Bryant also mentioned the memorial windows in the seminary chapel, which were put in place in the 1880s and 1890s to commemorate families.

"Those things are worth a fortune," she said. "They'd probably pay for a good part of the renovation."

She also wonders what will happen to the crooked staircase, knocked askew when the Seabird, a riverboat loaded with gunpowder, exploded on the Mississippi River in 1849.

Bryant would like to see the university take measures to have the seminary placed on the National Register of Historic Places.

The Rev. Rick Lause, who graduated from St. Vincent's in 1968, carved his initials into the initial tree.

"But they're way up there now," Lause said. "The tree was a little bit smaller 30 years ago."

Lause, the associate pastor at St. Vincent de Paul Catholic Church in Perryville, wants to see the existing buildings preserved as much as possible.

"I would hope they would take into consideration the integrity of the buildings and the view from the road, and that they would work with the present integrity of the building and keep that," he said. "In a way it's very distinctive."

The university plans on doing as much as it can to preserve the seminary's exterior, said Dr. Dale Nitzschke, Southeast president.

Preserving the buildings was "top priority" when university officials began studying the feasibility of converting the seminary into its River Campus, Nitzschke said.

The project engineers and architects "had to assure our governing board that indeed it was strong enough, sturdy enough and had all the characteristics to preserve it as it is," he said.

The existing buildings, including the gymnasium, will need some masonry repairs. In addition, new windows will be needed in some areas, and the main building will need "some substantial roof work," Nitzschke said.

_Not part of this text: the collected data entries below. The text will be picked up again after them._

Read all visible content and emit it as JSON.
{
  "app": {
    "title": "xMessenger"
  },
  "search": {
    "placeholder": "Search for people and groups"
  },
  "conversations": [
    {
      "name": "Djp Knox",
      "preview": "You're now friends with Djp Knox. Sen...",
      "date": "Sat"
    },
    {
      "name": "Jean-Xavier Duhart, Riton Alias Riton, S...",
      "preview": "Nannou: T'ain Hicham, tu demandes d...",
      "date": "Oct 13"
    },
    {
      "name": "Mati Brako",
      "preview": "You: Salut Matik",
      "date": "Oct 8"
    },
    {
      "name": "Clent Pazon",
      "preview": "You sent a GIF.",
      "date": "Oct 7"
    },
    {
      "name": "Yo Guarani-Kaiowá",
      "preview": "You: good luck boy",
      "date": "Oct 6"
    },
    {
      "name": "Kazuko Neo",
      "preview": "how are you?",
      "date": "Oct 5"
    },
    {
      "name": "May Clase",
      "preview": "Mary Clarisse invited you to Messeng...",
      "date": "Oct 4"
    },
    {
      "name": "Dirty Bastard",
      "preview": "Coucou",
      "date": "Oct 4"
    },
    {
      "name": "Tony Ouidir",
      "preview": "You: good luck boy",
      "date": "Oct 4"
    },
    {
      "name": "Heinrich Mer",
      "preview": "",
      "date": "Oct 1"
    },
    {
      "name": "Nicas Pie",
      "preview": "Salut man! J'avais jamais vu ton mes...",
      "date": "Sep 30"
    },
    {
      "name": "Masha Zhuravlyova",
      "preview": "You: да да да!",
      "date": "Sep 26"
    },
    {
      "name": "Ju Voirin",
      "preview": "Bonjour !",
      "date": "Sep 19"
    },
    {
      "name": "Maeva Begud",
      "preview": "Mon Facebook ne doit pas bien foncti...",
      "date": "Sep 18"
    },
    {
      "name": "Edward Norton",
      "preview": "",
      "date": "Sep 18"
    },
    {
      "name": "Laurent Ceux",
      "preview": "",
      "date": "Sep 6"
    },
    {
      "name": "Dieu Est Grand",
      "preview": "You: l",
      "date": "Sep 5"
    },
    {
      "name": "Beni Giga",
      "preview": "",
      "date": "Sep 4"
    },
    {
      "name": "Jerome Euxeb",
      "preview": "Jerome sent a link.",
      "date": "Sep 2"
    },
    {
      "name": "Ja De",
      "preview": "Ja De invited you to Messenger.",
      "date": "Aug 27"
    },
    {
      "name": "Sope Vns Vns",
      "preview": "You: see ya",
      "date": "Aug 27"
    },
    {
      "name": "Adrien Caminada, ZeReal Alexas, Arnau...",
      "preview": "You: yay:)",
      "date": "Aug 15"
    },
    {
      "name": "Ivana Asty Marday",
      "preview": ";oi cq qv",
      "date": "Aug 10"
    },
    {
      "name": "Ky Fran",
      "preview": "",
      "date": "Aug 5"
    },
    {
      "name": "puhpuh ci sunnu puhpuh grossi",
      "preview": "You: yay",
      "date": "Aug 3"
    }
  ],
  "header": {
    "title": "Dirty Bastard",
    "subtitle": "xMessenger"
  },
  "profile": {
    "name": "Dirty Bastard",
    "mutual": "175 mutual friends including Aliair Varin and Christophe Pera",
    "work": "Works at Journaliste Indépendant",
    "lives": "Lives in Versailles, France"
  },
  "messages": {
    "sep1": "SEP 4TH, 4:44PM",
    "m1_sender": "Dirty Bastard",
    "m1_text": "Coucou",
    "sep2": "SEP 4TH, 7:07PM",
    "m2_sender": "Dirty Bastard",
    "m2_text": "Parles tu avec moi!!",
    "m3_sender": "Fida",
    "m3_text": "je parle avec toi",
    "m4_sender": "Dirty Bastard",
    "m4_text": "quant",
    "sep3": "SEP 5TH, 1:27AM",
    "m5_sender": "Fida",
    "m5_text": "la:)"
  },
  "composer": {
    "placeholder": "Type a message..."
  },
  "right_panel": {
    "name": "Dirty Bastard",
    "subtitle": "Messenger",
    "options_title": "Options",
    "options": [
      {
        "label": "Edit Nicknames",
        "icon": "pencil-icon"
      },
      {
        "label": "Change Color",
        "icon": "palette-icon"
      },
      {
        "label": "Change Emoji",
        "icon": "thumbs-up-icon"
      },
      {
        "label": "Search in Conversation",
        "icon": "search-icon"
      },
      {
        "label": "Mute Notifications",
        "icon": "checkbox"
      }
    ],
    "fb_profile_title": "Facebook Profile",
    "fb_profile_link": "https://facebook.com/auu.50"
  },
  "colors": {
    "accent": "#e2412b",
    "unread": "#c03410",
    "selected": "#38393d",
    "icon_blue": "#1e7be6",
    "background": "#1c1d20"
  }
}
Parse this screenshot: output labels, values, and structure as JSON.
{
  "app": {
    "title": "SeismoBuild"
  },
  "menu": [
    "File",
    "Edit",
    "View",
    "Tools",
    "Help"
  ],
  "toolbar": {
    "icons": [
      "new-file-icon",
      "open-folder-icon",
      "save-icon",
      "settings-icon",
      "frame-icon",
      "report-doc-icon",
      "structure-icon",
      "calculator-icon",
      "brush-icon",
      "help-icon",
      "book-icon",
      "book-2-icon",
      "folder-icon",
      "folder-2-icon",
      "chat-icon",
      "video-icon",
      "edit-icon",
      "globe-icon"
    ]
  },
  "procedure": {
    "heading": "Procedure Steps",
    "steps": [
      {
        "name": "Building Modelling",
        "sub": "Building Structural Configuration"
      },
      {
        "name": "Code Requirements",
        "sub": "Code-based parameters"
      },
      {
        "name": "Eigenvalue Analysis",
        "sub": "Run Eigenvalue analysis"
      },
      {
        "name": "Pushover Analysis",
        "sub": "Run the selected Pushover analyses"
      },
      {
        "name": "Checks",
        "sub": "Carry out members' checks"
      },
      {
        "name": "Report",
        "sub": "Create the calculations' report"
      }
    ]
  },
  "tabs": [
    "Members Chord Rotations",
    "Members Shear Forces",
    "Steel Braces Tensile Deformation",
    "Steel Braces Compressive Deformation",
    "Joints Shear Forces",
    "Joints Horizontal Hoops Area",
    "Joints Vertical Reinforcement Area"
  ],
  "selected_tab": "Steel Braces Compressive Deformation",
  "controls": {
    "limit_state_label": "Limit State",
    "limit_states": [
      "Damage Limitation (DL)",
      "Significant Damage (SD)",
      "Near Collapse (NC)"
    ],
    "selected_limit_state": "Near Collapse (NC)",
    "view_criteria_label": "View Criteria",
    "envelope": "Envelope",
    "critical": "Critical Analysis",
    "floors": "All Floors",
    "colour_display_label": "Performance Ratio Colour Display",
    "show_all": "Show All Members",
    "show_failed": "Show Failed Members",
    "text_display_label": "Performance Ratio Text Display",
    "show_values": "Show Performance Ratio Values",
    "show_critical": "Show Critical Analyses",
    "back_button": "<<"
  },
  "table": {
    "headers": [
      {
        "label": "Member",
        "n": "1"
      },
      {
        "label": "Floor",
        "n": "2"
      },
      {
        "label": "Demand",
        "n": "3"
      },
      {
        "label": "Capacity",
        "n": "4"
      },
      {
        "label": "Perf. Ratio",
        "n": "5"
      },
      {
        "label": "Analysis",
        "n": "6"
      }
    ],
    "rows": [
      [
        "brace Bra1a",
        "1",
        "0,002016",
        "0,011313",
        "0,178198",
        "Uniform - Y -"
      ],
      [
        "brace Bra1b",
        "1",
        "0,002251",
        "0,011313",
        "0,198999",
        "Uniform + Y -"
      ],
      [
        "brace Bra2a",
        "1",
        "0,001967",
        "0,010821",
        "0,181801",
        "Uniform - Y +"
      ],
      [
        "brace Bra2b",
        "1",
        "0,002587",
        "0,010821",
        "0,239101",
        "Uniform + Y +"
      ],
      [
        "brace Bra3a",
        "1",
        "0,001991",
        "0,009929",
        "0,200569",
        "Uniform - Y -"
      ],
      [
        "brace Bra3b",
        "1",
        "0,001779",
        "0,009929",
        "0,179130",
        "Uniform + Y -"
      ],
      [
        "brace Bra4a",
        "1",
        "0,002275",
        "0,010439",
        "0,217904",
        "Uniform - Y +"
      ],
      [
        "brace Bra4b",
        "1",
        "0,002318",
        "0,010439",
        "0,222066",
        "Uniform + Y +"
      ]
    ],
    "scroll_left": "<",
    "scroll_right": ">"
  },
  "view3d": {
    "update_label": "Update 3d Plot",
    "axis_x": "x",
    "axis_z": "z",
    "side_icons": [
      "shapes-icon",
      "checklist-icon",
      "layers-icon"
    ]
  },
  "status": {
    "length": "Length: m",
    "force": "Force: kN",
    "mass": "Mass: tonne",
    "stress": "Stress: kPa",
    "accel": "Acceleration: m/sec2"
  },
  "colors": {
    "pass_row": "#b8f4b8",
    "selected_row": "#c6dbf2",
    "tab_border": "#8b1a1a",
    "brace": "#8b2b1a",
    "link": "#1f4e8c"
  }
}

But the buildings' exteriors will remain largely unchanged, he said.

"A hundred years from now, you'll drive by the seminary and that facility will look the same 100 years from now as it does today," Nitzschke said.

The interiors of the seminary are another story, he said.

"The inside of the facility will have to be remodeled in a very, very substantial way," Nitzschke said.

The buildings will have to be brought up to city code and made accessible to the disabled, he said. Elevators will have to be added, as will fire sprinklers.

Plans call for about 115,000 square feet of new construction, but plans show the new construction not being visible from Morgan Oak, so the historic structures will still present the main view.

Supporters of the River Campus project say it will add cultural opportunities and bring tourism dollars to Cape Girardeau.

Derbbes sees another bright side.

"The Vincentian community is so pleased that it's remaining as an educational institution," he said. "We didn't want it to turn into a tourist trap or torn down for housing. Of all the things it could have been, we're so glad that it's continuing as an educational institution."